除了当天回来的一时开心,周成已经沉浸在这样烦闷且沉重的思考中整整三日了。期间来往的只有爷爷和王大娘,其他的村民们好像忘记了周成回来了,因为周成没有出过院子,也没有走街串巷,更没有下地劳动。村民们早已习惯了,那些出去过的人,好像已经不属于这里了,不然他们怎么会时时拿出手机盯着而不关心这村里的一切呢?

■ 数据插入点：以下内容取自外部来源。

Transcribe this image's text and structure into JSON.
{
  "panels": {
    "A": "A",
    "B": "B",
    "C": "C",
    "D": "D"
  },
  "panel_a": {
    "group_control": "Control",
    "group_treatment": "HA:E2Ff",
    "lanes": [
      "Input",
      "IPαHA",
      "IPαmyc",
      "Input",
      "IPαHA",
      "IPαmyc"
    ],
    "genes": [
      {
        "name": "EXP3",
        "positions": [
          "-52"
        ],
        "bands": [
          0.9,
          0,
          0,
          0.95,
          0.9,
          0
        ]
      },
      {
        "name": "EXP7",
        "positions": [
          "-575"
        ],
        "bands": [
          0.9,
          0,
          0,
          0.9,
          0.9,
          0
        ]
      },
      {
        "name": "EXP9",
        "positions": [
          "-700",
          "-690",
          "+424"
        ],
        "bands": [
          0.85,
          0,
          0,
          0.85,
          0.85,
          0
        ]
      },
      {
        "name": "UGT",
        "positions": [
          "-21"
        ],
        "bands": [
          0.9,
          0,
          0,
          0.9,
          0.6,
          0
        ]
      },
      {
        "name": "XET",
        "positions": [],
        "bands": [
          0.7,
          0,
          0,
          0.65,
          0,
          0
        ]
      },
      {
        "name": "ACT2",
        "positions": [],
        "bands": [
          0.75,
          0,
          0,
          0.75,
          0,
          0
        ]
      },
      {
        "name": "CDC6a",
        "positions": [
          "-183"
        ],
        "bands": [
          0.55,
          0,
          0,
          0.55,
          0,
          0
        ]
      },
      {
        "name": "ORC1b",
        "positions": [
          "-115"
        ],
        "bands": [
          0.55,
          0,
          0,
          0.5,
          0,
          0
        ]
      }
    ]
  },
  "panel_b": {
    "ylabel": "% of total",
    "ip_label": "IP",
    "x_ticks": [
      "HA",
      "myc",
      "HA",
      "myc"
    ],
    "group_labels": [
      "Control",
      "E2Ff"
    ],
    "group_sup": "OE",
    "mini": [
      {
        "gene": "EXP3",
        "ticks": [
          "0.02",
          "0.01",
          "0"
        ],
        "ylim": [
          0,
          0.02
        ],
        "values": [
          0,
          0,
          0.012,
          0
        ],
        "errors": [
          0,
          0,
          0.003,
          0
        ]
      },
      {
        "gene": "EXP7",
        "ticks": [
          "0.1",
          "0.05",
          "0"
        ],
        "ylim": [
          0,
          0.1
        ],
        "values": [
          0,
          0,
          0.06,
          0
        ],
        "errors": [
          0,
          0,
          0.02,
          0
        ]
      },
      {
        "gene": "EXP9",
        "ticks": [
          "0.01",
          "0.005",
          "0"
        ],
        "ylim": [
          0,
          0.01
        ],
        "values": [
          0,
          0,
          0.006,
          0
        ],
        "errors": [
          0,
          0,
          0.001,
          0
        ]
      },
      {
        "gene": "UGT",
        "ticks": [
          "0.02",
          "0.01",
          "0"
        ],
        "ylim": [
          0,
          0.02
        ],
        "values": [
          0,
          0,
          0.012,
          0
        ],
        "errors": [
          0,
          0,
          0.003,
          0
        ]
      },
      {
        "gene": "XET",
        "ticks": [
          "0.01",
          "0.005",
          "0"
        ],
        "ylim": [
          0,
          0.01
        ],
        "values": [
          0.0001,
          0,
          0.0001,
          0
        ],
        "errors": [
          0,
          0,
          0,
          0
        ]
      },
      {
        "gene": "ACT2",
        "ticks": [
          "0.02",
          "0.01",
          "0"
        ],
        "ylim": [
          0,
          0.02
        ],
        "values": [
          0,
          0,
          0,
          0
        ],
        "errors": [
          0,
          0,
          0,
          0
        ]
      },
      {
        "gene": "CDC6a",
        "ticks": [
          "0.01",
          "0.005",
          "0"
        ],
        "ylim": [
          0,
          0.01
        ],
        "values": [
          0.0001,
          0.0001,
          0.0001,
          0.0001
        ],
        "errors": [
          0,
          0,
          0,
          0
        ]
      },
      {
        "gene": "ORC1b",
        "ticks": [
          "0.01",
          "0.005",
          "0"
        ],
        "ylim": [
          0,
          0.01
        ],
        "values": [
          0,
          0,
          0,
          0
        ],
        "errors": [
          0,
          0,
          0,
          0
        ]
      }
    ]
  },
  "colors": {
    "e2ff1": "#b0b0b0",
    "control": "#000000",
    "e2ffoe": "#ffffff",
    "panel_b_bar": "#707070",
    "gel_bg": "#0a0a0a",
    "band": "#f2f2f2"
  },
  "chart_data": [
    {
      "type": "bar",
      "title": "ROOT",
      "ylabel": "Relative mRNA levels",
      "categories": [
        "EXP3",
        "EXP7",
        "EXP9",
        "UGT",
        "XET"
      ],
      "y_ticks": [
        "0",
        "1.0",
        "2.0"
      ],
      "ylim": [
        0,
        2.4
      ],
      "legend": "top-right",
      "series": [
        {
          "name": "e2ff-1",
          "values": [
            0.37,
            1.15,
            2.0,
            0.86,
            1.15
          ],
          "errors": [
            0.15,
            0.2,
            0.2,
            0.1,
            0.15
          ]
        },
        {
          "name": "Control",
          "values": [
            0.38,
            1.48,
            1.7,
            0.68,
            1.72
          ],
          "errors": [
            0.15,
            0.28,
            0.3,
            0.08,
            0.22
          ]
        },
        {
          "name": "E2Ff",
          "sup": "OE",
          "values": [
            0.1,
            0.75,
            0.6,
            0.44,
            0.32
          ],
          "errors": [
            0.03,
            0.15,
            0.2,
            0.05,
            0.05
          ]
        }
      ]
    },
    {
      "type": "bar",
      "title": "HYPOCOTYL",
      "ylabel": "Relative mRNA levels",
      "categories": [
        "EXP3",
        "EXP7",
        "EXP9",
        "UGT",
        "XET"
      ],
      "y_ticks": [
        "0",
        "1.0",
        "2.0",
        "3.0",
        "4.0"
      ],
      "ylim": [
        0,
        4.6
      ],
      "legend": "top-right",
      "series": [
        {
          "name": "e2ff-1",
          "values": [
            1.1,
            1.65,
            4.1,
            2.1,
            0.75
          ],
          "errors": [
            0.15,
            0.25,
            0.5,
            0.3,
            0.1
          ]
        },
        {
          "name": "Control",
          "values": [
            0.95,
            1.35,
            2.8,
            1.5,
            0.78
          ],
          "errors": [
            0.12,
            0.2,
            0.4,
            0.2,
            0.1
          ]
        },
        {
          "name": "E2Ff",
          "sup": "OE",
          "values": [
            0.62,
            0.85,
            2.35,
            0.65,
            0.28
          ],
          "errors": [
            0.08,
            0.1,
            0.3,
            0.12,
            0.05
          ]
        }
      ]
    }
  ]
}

可周成是被误会了的,当他回来之后放下手机之后,再也没有把那“小世界”拿出来过了。他只是陷入了思考,一个他一个月以前就已经陷入了的问题。他把自己看成是一个逃兵,他在外面出了一些问题,所以这才重新回到这里。他在一个月前失业了,在那失业了的一个月里,他审视了那个城市,也审视了自己,但这并没有一个结果。所以他不想再这样迷茫与困惑了,他打算回村子几天。这算逃避吗?他也不知道。不过这着实是一个秘密了,一个他不敢跟爷爷说的秘密。
周大爷对于周成现在的状况并没有感到很大的疑惑,他同其他村民一样,以为周成是马上就会离开的。但令周大爷迷惑大的是周成并没有告知自己什么时候离去,他天真的认为这是周成已经成熟的表现,正所谓成长不就是看着他渐渐远去吗?
周成与周大爷加上村民,他们之间毫不知觉地形成了这种默契,不去干涉他的生活和作息,他们是认为周成和他们不是一类人的了。而周成呢?现在还陷在自己的迷茫当中。看来,换了环境并没有让自己的状况有所改变,这种逃避,是没有效果的。
人是个复杂而简单的动物,这点在周成身上得到很好的体现。他一转状态,打电话给一起的同学,想聚聚、说说话,问问最近的状况,他期望在这些同学的身上找到自己的答案,或者说是退路。可惜的是,没有人有时间,但是大家都在电话里给他安慰,这些安慰就像是毒药,安慰了周成,也安慰了他们自己。周成以为只有他一个人是在思想和行动上困顿的,没有想到的是,大家都是如此。在他们这批人里,没有人是轻松的。
周成愤恨起来,他开始将问题的根源转移了,他开始认为这是时代的问题,并不是他自己的问题,他是没有错的。可就当他想到这里的时候,他整个人的汗毛树立起来,我真的,是没有错的吗?
“吃饭啦,快下来吃饭。”周成的思绪被周大爷洪亮的声音给打断了,他迷迷糊糊的起身套上拖鞋,又打开门,下了楼。周成有些轻飘飘的,好像灵魂都不附在身上一样。眼帘里映入的这栋黄泥木质老房子好像有些陌生了。周大爷问他怎么事,他也不回答,只一个劲儿地说着没事和笑着摇头。周大爷此时真的有些摸不着头脑了,他决心今儿下午一定得把孙子拉出去,这一天到晚待在房里算怎么回事。再聪明的脑瓜也得出来换换气!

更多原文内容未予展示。